Charleville, a cathedral in Cobh, and the Titanic ... explained
CHARLEVILLE Heritage Society’s November talk will be on St. Colman’s Cathedral in Cobh, which was completed by Charleville native the Most Rev. Dr. Robert Browne, Bishop of Cloyne.
The talk on Thursday 7th November will at the Provincial Heritage Centre, Main Street, and will be delivered by Marita Foster of Cobh, who will recall the development of the cathedral, the bishops involved and the influence of Dr. Browne in its completion.
The annual general meeting of the Society will also take place prior to the talk.
Dr. Browne was born just off Charleville’s Main Street on 6th November 1844 to Robert Browne and Margaret Mullins. He was educated at St. Colman’s College, Fermoy and pursued his clerical studies at St. Patrick’s College Maynooth, Co. Kildare. He was ordained on 18th May 1869 for the diocese of Cloyne.
He taught at St. Colman’s College in Fermoy and returned to Maynooth in 1874, where he became Dean in 1875, Vice-President in 1883 and President in 1885, and remained in that position until he was consecrated Bishop of Cloyne in 1894.
During his tenure as President, Dr. Browne completed the college chapel and exhibition hall, and he was editor of the ‘Irish Ecclesiastical Record.’

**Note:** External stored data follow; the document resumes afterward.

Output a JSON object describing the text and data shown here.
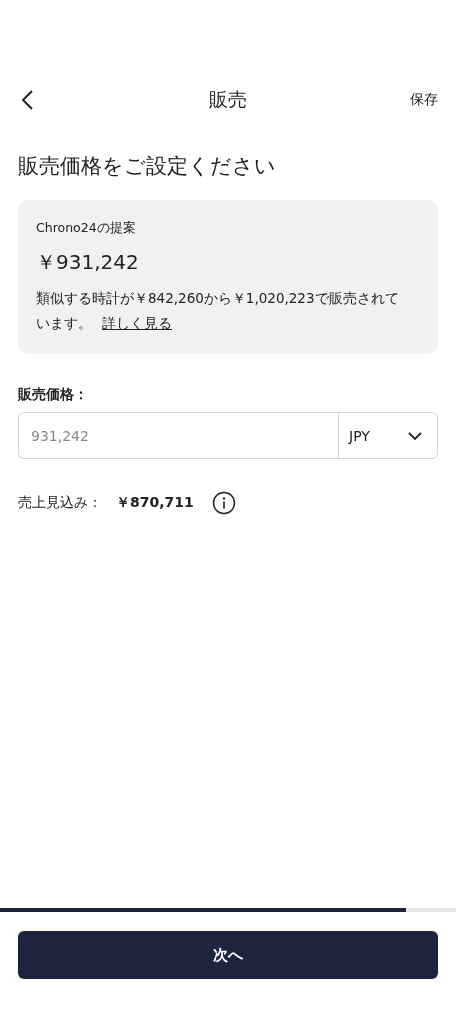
{
  "header": {
    "title": "販売",
    "action": "保存"
  },
  "heading": "販売価格をご設定ください",
  "suggestion": {
    "title": "Chrono24の提案",
    "price": "￥931,242",
    "text": "類似する時計が￥842,260から￥1,020,223で販売されています。",
    "link": "詳しく見る"
  },
  "price_field": {
    "label": "販売価格：",
    "placeholder": "931,242",
    "currency": "JPY"
  },
  "earnings": {
    "label": "売上見込み：",
    "value": "￥870,711"
  },
  "progress": {
    "level": 0.89
  },
  "next_button": "次へ"
}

During his long tenure as Bishop of Cloyne, St. Colman’s Cathedral was completed and he laid the foundation stone for Charleville’s new Holy Cross Church in 1898. He was back again in Charleville in May 1902 for the dedication and to officially open the new church, which replaced the parish church in Chapel Street that was built in 1812.
Bishop Browne also raised his nephew, Francis Browne, when his parents died in Cork. Francis later became a Jesuit priest and was also a noted photographer. His uncle, the bishop, bought him his first camera, and also made him a present of a ticket to sail on the new ship, the ‘ Titanic’ from Southampton to Cobh, then known as Queenstown Harbour.
Fr, Browne took many photographs while on board the ill-fated ship, and these were the only pictures ever taken of the ship, which sank when it hit an iceberg in the North Atlantic on her maiden voyage to New York in April 1912.
Bishop Browne died in 1935 aged 90 years and is buried in St. Colman’s Cemetery, Cobh.